Adding to Holly’s frustration, Kaylee didn’t react to the smashed computer. She turned back to the bank of camera monitors. “Mentafixol isn’t a sedative,” she said. “All the powers we know about are caused by genetic variations in the brain. Mentafixol contains molybdenum, which is necessary for brain function but slows some processes at high doses.”

Holly put her hands in her hair. “You’ve been slowing down my brain on purpose?”

“Yes, but high molybdenum levels are protective against cancer and impotency, so look on the bright side.”

Holly sank back into her chair with a sigh. “Why’d you just cut off the pill like that, rather than being honest with us? You could have saved us fourteen hundred miles and a whole lot of gas.”

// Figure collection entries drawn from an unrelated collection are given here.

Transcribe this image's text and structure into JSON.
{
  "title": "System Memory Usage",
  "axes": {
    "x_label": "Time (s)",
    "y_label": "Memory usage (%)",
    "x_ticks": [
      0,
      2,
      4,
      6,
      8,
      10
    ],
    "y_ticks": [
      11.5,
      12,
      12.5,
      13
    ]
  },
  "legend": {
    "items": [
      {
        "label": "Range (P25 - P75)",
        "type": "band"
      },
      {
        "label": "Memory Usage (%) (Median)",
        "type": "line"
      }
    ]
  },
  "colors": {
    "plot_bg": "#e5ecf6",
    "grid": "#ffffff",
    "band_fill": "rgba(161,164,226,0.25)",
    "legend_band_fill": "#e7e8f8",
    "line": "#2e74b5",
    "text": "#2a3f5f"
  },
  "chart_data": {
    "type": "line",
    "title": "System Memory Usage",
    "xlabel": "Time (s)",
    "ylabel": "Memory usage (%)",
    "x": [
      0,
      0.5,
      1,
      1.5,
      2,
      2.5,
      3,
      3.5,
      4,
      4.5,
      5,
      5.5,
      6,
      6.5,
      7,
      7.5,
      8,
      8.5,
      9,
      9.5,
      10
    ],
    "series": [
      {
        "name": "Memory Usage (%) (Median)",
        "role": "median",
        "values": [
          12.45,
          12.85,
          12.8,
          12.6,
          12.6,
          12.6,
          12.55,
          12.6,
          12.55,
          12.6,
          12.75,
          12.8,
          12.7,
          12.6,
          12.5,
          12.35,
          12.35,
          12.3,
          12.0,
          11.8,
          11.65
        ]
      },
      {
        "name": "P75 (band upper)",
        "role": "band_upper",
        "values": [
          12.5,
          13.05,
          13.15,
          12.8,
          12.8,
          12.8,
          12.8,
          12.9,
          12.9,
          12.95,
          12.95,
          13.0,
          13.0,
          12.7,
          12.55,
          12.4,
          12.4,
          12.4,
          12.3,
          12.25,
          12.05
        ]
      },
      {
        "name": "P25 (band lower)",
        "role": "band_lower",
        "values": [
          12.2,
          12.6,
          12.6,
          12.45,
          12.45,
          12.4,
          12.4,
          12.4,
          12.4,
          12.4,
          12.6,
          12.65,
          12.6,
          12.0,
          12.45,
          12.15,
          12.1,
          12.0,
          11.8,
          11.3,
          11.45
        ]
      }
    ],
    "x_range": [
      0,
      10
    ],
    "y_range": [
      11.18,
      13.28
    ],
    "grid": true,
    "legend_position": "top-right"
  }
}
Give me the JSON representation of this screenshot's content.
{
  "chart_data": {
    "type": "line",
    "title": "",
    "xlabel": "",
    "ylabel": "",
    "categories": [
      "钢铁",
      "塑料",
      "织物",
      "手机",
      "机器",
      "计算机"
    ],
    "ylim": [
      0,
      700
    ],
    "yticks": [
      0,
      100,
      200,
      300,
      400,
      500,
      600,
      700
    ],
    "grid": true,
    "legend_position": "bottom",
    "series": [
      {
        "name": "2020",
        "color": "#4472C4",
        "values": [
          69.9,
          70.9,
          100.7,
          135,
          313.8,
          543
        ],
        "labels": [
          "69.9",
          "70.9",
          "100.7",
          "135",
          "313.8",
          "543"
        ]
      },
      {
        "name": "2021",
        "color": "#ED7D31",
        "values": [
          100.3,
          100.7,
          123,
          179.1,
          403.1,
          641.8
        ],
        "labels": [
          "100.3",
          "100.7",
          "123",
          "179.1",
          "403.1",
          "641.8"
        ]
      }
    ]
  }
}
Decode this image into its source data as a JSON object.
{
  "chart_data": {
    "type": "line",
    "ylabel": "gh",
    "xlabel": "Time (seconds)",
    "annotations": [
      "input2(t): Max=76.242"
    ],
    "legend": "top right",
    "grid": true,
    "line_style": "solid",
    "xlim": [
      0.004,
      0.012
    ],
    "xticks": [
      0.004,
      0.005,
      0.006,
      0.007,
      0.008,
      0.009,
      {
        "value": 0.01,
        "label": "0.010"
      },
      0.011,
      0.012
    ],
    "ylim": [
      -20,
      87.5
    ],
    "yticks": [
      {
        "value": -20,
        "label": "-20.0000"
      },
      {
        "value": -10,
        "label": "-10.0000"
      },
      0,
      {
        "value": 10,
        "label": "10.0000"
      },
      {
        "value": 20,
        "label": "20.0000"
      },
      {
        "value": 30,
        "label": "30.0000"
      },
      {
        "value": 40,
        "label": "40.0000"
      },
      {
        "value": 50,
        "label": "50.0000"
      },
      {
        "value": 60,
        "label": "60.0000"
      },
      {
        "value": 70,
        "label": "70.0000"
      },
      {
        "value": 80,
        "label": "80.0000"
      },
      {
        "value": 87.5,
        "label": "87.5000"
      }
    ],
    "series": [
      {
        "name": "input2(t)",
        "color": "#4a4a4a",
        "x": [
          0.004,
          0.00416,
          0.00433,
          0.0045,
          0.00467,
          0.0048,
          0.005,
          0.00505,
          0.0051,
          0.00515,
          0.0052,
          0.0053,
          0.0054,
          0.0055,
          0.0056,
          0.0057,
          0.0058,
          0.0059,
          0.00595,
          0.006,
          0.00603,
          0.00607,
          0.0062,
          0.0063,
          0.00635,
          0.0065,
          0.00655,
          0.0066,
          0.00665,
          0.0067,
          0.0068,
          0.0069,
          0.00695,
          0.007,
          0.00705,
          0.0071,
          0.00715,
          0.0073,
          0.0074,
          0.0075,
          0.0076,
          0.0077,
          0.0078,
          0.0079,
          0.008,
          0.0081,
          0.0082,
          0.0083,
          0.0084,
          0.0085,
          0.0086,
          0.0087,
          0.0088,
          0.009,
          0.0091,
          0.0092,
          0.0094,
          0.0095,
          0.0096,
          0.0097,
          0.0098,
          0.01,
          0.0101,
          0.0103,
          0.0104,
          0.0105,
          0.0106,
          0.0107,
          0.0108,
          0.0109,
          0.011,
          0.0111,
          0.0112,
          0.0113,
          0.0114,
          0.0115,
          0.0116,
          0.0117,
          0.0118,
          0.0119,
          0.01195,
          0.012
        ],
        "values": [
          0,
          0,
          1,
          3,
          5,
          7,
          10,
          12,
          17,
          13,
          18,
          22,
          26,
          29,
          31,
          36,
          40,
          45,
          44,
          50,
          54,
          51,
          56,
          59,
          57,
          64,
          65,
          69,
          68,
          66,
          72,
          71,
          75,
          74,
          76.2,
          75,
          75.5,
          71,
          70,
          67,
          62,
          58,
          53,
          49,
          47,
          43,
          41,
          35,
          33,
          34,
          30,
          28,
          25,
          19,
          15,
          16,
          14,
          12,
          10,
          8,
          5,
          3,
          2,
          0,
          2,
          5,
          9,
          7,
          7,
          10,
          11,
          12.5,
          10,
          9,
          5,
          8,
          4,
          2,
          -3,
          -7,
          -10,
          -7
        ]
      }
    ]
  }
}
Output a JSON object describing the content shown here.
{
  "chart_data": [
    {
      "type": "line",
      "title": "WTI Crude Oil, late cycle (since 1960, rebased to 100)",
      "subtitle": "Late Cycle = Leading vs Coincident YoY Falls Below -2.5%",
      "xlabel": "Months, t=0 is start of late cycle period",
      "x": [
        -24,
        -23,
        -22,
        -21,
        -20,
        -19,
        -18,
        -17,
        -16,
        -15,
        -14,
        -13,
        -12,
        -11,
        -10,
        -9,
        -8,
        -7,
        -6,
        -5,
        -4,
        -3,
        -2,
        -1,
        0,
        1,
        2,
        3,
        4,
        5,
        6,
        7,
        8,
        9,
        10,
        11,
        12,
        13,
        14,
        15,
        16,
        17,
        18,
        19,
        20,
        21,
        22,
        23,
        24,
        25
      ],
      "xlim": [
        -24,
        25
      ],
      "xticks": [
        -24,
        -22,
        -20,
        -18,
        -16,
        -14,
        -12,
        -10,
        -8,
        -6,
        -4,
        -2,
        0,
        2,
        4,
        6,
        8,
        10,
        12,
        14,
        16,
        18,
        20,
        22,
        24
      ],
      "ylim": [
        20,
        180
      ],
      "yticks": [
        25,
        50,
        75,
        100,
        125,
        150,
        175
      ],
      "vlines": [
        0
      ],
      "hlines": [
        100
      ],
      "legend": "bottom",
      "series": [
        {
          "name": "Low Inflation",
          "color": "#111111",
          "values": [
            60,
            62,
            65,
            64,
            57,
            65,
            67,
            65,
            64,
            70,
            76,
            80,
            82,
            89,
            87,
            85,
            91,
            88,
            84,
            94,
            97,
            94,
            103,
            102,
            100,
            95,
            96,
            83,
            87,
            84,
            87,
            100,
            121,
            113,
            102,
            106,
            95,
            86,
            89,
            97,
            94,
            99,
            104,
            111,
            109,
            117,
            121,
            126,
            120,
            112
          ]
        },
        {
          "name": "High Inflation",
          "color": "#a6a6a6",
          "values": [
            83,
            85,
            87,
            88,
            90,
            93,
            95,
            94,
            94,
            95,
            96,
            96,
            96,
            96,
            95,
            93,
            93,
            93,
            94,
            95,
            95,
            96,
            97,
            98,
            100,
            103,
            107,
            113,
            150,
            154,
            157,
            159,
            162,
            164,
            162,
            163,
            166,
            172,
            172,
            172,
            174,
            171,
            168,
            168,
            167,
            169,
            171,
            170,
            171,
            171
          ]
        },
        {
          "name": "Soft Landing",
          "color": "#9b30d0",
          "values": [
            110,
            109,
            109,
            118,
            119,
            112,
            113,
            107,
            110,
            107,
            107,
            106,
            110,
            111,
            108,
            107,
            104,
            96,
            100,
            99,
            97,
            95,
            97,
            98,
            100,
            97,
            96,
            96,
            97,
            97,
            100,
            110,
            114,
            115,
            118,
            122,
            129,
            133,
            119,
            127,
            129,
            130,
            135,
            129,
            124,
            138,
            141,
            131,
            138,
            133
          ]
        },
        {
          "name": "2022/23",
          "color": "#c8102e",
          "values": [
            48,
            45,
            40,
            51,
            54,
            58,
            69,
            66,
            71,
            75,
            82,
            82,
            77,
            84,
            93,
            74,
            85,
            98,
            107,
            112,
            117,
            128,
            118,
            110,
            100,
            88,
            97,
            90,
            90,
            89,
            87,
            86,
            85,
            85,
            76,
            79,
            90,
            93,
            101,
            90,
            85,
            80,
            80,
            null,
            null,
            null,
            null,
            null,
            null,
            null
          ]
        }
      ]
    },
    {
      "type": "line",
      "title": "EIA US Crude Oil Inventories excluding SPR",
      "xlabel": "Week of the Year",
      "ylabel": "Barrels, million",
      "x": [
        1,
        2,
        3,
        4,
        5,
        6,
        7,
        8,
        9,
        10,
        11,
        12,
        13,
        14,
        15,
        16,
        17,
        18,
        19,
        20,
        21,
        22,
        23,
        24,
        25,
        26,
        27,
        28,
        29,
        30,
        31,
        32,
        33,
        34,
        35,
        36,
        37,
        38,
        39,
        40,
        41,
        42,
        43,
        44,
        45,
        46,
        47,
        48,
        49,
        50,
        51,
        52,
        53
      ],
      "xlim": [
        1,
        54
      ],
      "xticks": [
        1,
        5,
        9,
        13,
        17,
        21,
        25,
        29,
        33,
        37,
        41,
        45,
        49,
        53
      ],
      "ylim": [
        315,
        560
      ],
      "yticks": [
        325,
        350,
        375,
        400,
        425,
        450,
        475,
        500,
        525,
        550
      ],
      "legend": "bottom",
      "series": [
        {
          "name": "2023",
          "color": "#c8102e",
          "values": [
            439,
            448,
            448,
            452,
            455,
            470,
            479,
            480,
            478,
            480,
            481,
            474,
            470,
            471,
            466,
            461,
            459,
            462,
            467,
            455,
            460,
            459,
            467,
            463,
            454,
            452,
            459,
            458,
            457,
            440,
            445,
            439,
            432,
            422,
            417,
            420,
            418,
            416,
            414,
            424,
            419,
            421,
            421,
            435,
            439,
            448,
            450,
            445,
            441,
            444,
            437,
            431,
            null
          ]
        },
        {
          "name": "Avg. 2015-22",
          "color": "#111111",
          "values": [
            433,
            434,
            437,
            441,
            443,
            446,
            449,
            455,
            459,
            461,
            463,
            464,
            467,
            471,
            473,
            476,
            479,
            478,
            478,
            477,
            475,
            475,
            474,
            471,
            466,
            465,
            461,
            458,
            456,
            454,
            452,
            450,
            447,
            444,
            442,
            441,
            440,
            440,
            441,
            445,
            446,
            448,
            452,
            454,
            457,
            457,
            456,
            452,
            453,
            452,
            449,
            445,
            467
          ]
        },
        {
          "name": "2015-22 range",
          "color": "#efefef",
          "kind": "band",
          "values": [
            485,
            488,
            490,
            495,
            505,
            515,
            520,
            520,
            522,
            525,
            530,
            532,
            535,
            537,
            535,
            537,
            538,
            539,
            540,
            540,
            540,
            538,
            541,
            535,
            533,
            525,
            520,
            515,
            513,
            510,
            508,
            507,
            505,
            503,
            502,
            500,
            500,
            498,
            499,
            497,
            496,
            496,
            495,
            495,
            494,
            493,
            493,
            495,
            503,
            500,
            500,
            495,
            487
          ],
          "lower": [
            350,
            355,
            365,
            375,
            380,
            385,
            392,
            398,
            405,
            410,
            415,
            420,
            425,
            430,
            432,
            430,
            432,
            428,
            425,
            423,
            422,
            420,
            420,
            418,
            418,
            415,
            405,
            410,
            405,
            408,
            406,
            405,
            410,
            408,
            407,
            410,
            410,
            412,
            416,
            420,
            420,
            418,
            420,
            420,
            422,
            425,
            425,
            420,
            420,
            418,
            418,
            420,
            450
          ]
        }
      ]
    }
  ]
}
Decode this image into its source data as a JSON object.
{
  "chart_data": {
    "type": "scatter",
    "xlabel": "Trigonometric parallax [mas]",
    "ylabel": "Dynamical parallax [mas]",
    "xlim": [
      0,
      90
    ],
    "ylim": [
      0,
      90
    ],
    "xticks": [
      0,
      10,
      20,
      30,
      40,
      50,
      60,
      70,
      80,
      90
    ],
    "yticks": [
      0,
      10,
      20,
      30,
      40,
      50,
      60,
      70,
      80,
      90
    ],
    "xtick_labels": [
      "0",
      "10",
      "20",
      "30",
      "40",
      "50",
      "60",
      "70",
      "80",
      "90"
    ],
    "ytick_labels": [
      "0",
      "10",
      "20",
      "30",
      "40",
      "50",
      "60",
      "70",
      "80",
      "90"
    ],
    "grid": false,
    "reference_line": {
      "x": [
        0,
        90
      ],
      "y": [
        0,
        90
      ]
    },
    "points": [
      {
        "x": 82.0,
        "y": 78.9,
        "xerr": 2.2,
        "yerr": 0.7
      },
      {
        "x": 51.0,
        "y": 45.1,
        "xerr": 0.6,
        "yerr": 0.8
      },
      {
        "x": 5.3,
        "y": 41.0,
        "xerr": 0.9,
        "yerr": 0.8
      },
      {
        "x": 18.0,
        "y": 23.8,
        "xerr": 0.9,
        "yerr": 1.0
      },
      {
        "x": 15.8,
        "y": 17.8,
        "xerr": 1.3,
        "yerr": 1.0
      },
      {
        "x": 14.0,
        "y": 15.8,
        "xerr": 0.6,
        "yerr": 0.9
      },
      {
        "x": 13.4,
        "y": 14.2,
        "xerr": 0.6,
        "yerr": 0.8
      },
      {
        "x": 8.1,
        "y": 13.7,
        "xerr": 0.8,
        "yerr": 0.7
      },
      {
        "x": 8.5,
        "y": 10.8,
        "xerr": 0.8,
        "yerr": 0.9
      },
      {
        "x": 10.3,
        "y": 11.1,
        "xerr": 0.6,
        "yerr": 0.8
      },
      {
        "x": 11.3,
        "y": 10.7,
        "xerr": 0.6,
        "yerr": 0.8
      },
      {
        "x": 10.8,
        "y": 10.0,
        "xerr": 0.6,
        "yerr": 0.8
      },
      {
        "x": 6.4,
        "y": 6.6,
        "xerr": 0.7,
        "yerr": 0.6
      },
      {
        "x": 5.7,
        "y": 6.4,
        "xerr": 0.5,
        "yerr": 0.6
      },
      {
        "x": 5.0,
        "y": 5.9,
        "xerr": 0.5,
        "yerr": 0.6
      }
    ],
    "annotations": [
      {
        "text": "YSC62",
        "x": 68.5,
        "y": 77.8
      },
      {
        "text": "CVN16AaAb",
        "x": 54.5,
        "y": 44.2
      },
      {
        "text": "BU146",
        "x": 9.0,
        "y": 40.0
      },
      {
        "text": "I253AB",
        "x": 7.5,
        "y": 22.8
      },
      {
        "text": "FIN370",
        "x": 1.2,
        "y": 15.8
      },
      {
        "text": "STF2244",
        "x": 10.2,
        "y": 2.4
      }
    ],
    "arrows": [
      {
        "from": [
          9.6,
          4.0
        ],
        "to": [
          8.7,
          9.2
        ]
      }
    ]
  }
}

“It works best this way,” Kaylee said. “People are horrified at the loss of the drug, and they hide their powers. Two days later, after the drug has cleared their system, we call them in to speak with Mr. Diamond. He explains the situation and offers them jobs. They’re so relieved to find out they’re not insane, they forget they’ve been drugged since they were teenagers. They immediately accept and come to work for the casino.”

Holly rubbed her aching head. “Unless they don’t take no for an answer from the casino pharmacy and go on a wild goose chase for Mentafixol.”

“Elijah inherited power from both parents,” Kaylee said. “He’s awfully strong. We should have predicted he would fly off the handle like that. But if we’d seen it coming, I’m not sure we would have done anything differently.” She rolled her chair closer to her desk and spread out her hands toward Holly, seeming earnest for the first time.

“What would the alternative be?” Kaylee asked. “We could lock him up while he came off the drug, which would make him angrier and more resistant. The thinking is that if you get arrested, you’ll be that much more grateful to us for bailing you out, so you’ll be more compliant when we ask you to join us. Certainly more compliant that you would have been if we’d locked you up in a room. And if you got in any real trouble with the law, surely the rest of us combining our power could get you out of it. I can’t tell you how many lawsuits against the casino I’ve gotten dismissed just by sitting in the courtroom and toying with the judge. We only hope you don’t kill anybody while you’re out on your field trip. Especially each other.”

Holly nodded. “I can’t imagine why we would be angry or resistant. Kaylee, you had no right to drug us for seven years!”

“Yes, we did. Men with telekinesis or mind-changing ability, women with telepathy—they can settle into a trade, like your father, and Elijah’s mom, without causing too much trouble. We tread more carefully around male mind readers and female mind changers and levitators, because they’re so strong. What if you’d constructed your own magic act to compete with your father? It would have been catastrophic when you were fourteen. You would have tried tricks that were too hard just to outdo him. You would have wound up dead, possibly blowing the casino’s cover and threatening the lives of all our people along the way.”

Twelve hours ago, Holly would have sworn this wasn’t true. After her mishap with her dad that morning, she wasn’t so sure.

But she did know one thing: Kaylee had no right to play God, because she didn’t know what it felt like to be manipulated this way. “You were never drugged,” Holly said.

“No,” Kaylee admitted. “By fifteen I was at the Res. I finally escaped last year, and Mr. Diamond took me in. He chose me to lead his security team. That was right before you and I met.”

“Which wasn’t an accident,” Holly said sadly, heart sinking. “Mr. Diamond set us up to be friends so you could watch me. We were never really close. At least, not on your end.”

Kaylee’s eyes flickered. Holly thought she caught the tiniest glimmer of real feeling there.

But no. Stone-cold Kaylee didn’t even bother to deny their friendship had been a lie. She turned back to peer at the camera monitors yet again.

Holly asked, “What’s the Res?”

Kaylee nodded at the monitors. “The Res is what I’m looking for. If the casino is a safe haven for people with power, the Res is hell.” She looked over at Holly. “And very appealing to teenagers, which is the reason the casino started drugging young people in the first place.”

“Does the Res drug people like the casino does?” Holly asked. “Because if not, it does sound pretty appealing in comparison.”